Fluctuations of Omega-killed level-dependent spectrally negative Lévy processes
Zbigniew Palmowski, Meral Şimşek, Apostolos D. Papaioannou
TL;DR
This work extends fluctuation theory for spectrally negative Lévy processes to level-dependent dynamics killed at a state-dependent rate $\omega(U_t)$. By introducing omega-killed level-dependent scale functions $\mathpzc{W}^{(\omega)}$ and $\mathpzc{Z}^{(\omega)}$, defined as solutions to renewal/Volterra-type integral equations, the authors derive explicit two-sided and one-sided exit identities and resolvent formulas, both in the non-reflected and reflected settings.

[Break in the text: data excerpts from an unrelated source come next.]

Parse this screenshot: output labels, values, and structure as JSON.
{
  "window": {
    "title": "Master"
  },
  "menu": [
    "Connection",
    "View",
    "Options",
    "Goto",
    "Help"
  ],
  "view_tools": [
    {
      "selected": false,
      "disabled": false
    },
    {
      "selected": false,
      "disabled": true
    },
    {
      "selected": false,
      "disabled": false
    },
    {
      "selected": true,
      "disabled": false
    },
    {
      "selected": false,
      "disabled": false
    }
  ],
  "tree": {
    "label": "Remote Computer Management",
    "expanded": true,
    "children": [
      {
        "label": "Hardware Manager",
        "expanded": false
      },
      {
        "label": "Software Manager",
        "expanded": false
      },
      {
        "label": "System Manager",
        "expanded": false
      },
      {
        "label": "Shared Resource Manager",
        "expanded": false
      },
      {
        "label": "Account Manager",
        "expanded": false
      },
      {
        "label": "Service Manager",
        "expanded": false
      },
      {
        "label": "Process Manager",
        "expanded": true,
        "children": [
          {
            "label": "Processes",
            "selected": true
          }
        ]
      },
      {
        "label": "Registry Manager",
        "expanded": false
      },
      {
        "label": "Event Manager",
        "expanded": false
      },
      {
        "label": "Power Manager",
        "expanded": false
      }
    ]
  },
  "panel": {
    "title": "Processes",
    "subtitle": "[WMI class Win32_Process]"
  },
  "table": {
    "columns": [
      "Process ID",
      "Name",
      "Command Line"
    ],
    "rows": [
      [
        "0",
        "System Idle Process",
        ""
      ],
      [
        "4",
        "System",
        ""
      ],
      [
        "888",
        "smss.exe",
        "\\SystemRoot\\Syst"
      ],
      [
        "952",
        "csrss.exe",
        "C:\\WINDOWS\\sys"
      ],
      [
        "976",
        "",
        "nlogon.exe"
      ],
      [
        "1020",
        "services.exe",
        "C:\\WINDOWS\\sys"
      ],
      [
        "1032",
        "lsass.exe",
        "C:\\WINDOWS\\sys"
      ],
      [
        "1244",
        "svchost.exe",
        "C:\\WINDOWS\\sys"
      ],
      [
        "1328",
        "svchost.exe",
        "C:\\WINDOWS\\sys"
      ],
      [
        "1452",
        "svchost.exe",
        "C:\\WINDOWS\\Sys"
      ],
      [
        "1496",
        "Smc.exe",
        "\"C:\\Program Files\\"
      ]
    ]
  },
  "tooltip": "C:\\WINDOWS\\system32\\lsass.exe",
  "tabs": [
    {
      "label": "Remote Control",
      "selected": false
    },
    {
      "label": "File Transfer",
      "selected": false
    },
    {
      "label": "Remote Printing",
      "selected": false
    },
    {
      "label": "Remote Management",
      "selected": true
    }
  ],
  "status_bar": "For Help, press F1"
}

They prove existence of solutions for the reflected level-dependent SDE via a robust strong-approximation scheme using multi-refracted rate functions, and demonstrate an insurance application by computing bankruptcy probabilities in an Omega risk model. The results unify and generalize prior omega-killed SNLP identities and provide a versatile toolkit for level-dependent fluctuation theory with state-dependent killing.
Abstract
In this paper, we solve exit problems for a level-dependent Lévy process which is exponentially killed with a killing intensity that depends on the present state of the process. Moreover, we analyse the respective resolvents. All identities are given in terms of new generalisations of scale functions (counterparts of the scale function from the theory of Lévy processes), which are solutions of Volterra integral equations. Furthermore, we obtain similar results for the reflected level-dependent Lévy processes. The existence of the solution of the stochastic differential equation for reflected level-dependent Lévy processes is also discussed. Finally, to illustrate our result, the probability of bankruptcy is obtained for an insurance risk process.